Весь день свет в моем покое еле теплится, как будто плотное облако невидимой пыли затмевает его. Тускло мерцает пламя в масляных лампадах. Часто глаза мои закрываются, и я, не замечая того, вплываю в очередной краткий сон. И все-то мне кажется, что их запорошило песком, что они воспалились.
— Красные у меня глаза? — спрашиваю я Ависагу.

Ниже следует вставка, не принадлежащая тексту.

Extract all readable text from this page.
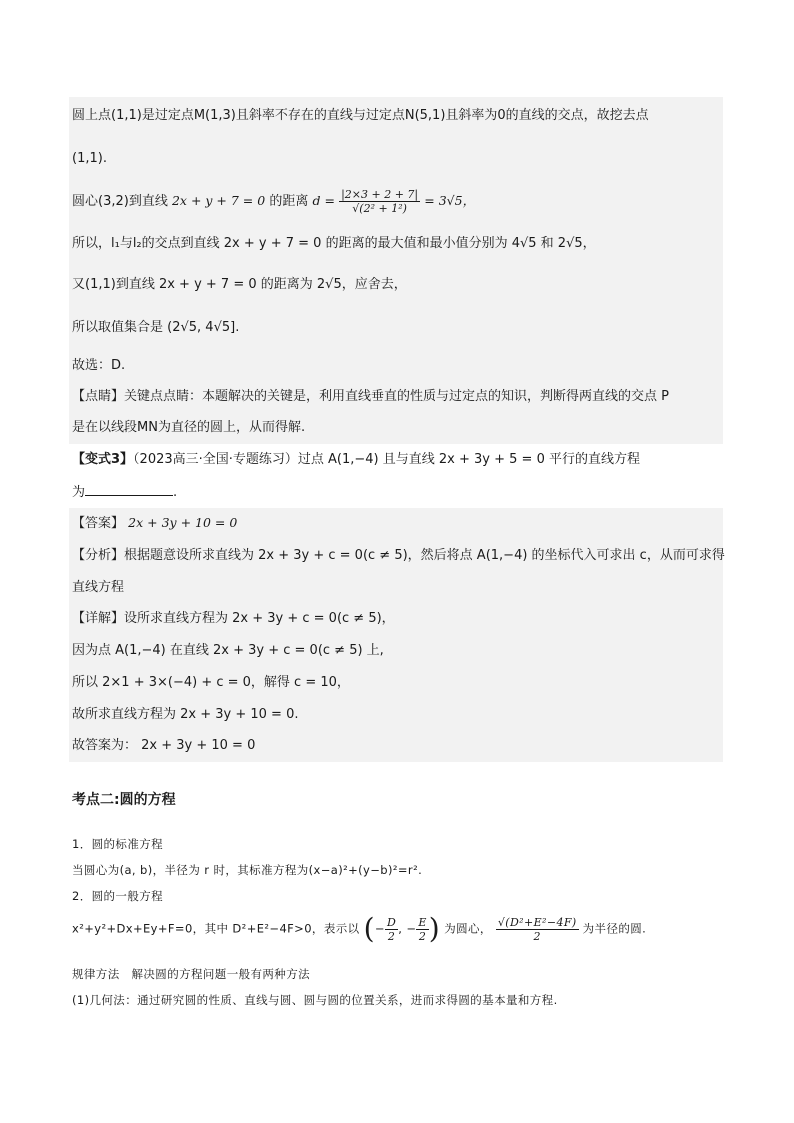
圆上点(1,1)是过定点M(1,3)且斜率不存在的直线与过定点N(5,1)且斜率为0的直线的交点，故挖去点
(1,1).
圆心(3,2)到直线 2x + y + 7 = 0 的距离 $d = \frac{|2\times 3 + 2 + 7|}{\text{√(2² + 1²)}} = 3√5$，
所以，l₁与l₂的交点到直线 2x + y + 7 = 0 的距离的最大值和最小值分别为 4√5 和 2√5，
又(1,1)到直线 2x + y + 7 = 0 的距离为 2√5，应舍去，
所以取值集合是 (2√5, 4√5].
故选：D.
【点睛】关键点点睛：本题解决的关键是，利用直线垂直的性质与过定点的知识，判断得两直线的交点 P
是在以线段MN为直径的圆上，从而得解.
【变式3】（2023高三·全国·专题练习）过点 A(1,−4) 且与直线 2x + 3y + 5 = 0 平行的直线方程
为	.
【答案】 2x + 3y + 10 = 0
【分析】根据题意设所求直线为 2x + 3y + c = 0(c ≠ 5)，然后将点 A(1,−4) 的坐标代入可求出 c，从而可求得
直线方程
【详解】设所求直线方程为 2x + 3y + c = 0(c ≠ 5)，
因为点 A(1,−4) 在直线 2x + 3y + c = 0(c ≠ 5) 上,
所以 2×1 + 3×(−4) + c = 0，解得 c = 10，
故所求直线方程为 2x + 3y + 10 = 0.
故答案为： 2x + 3y + 10 = 0
考点二:圆的方程
1．圆的标准方程
当圆心为(a, b)，半径为 r 时，其标准方程为(x−a)²+(y−b)²=r².
2．圆的一般方程
x²+y²+Dx+Ey+F=0，其中 D²+E²−4F>0，表示以 (− $\frac{D}{2}$ , − $\frac{E}{2}$ ) 为圆心， $\frac{\text{√(D²+E²−4F)}}{2}$ 为半径的圆.
规律方法　解决圆的方程问题一般有两种方法
(1)几何法：通过研究圆的性质、直线与圆、圆与圆的位置关系，进而求得圆的基本量和方程.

Она говорит — красные и успокаивает их струйками холодной воды и каплями глицерина, которые выдавливает из жгутиков белой шерсти. Страннейшее из безмолвий воцарилось под моей кровлей и на улицах за моими окнами, удерживая и потопляя в своих убийственных объятиях все нестройные звуки города. В залах моих стражи и слуги ходят на цыпочках и разговаривают шепотком. Небось пари заключают. Иерусалим процветает как никогда прежде, но население его взбудоражено слухами и тревожными ожиданиями. Воздух города пропитан подозрениями, нарастающим страхом, и все чаще прорываются наружу честолюбивые стремления, обман и нетерпеливое пройдошество. Ничто из этого меня больше не удручает. Народ разделился на враждующие лагеря. И пусть его. Угроза кровавой резни уже пронизывает электрической дрожью дующий с моря ночной ветерок. Ну и что с того? Дети мои ждут не дождутся, когда я помру. Кто вправе винить их в этом? Я прожил полную, долгую жизнь, так? Можете убедиться в этом сами. Книги Царств, с первой по четвертую. Тоже и книги Паралипоменон, правда, там одно украшательство, самая смачная часть моей жизни выброшена из них, как несущественная и недостойная. Я эти Паралипоменоны терпеть не могу. В них я выгляжу благочестивым занудой, тоскливым, как помои, нравоучительным и пресным, будто помешанная на своей правоте Жанна д'Арк, а я, видит Бог, никогда таким не был. Бог видит, я совокуплялся и сражался сколько хватало мочи и отлично проводил время, занимаясь и тем, и другим, пока не влюбился и пока не погиб мой ребенок. После этого все пошло наперекосяк.